Rinksが一定の評価を受けてから1カ月後、今度はアメリカでさらなる成長の機会を得た。大学3年生が終わろうとする2024年3月、EMCの選抜型海外プログラムという留学制度を利用し、ボストン大学とバブソンカレッジで英語によるグループ発表やプレゼンテーションなどを経験した。期間は1週間ほどだったけれど、得たものは多かったという。
大学4年次にはボストン大学が主催するケーススタディコンテストに参加
「とにかく授業の熱気がすごかったんです。EMCも対話を重視する学部ですが、それ以上に学生の熱量があって、授業を学生全員で一緒につくり上げている感覚がありました。向こうの学生は表現することが本当に楽しそうで、その姿を見て『私ももっと自分を表現していいんだ』と思いました」
大学4年次にはボストン大学が主催するケーススタディコンテストに参加しリーダーとしてチームを引っ張った。全世界の大学を対象にしたコンペティションで、合計16カ国、21校、70チームがエントリーしたなか、オンラインの予選大会を突破。インドネシアのジャカルタで開催された決勝戦ではアジア代表として、現地のニッケル鉱山会社が直面している課題を解決する方法をプレゼンテーションした。

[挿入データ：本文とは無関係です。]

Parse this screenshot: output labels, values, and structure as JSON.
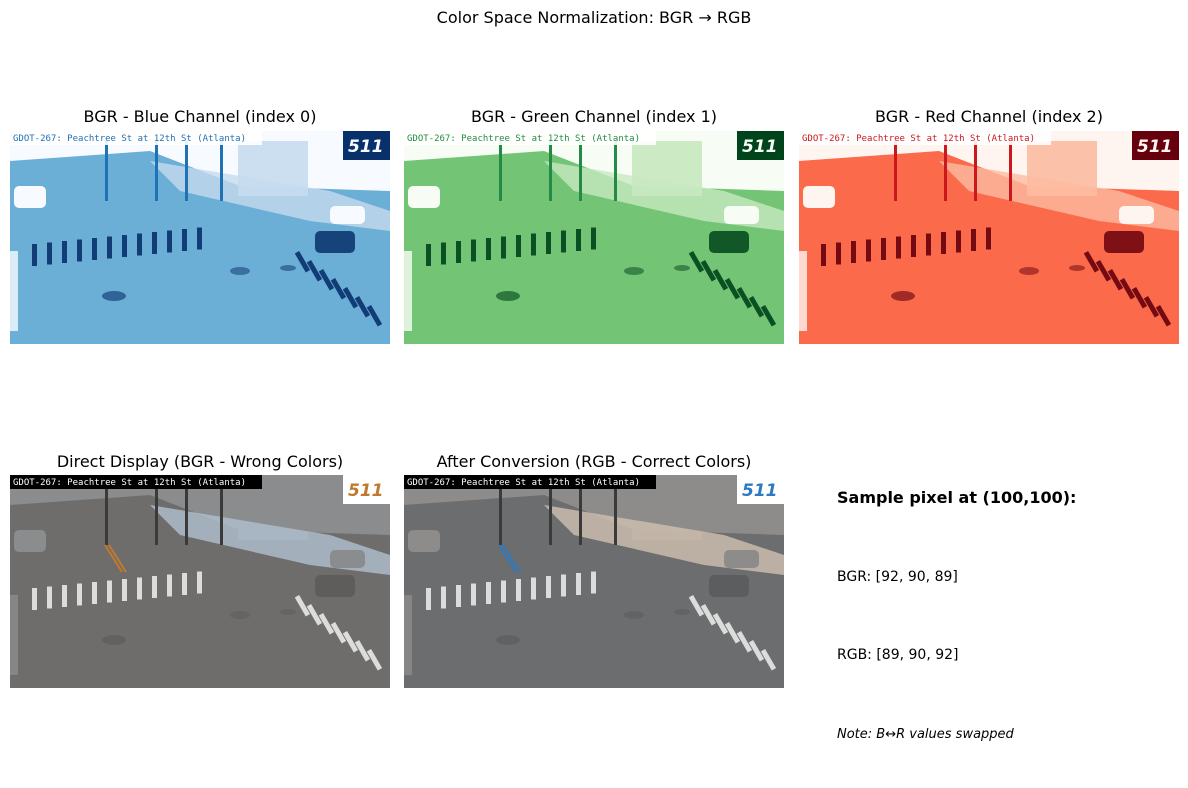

在学中はプレーヤーとしてだけでなく、「コネクター」としても、学部内のイベント企画に注力し、学部の文化形成にも貢献した。1年生から4年生が親睦を深める1泊2日の林間合宿や、「EMCのあり方」について学生と教授全員がともに考えて対話する「EMC Conference」の発起人であり、一から仲間を巻き込みながら新たな文化を生んでいる。学生が主体となって学部を創り上げるはじめの一歩となった。卒業時には、EMC、ひいては武蔵野大学の存在を広く知らしめた学生を表彰する「むらさき会賞」を受賞した。
大学卒業後の1年間は「ギャップイヤー」として、さらなる自己研鑽に励む。たとえば約2カ月をかけてベトナム、フィリピン、タイ、マレーシア、インドネシアをめぐり、見聞を広めてきた。地球規模で、自分の「好き」で生きていく思いはさらに募っている。帰国後は、仲間と新しいサービス開発に挑戦している。自身の海外経験から世界が広がり、自分も変われた経験から、国外に行かずとも気軽に留学体験ができる国内留学の事業に取り組んでいる。日本に住む国際夫婦のもとでのホームステイ経験を通して「世界を広げる」「自分を変える」「英語を好きになる」機会を提供したいと、国内留学のマッチングプラットフォームを開発中だ。
「いずれは日本と海外をつなげられる人にもなりたい。海外に向けて日本のよさを伝えたり、広げたりすることをしたいという思いも強くなっています」
そう言って、まっすぐに夢を見る。「内気な性格で人前に出ることが恥ずかしく、自分を表現することが苦手」だった名残は、もうどこにもない。
「いずれは日本と海外をつなげられる人にもなりたい」
※記事中の肩書きは取材当時のものです。また、学校名は卒業当時の名称です。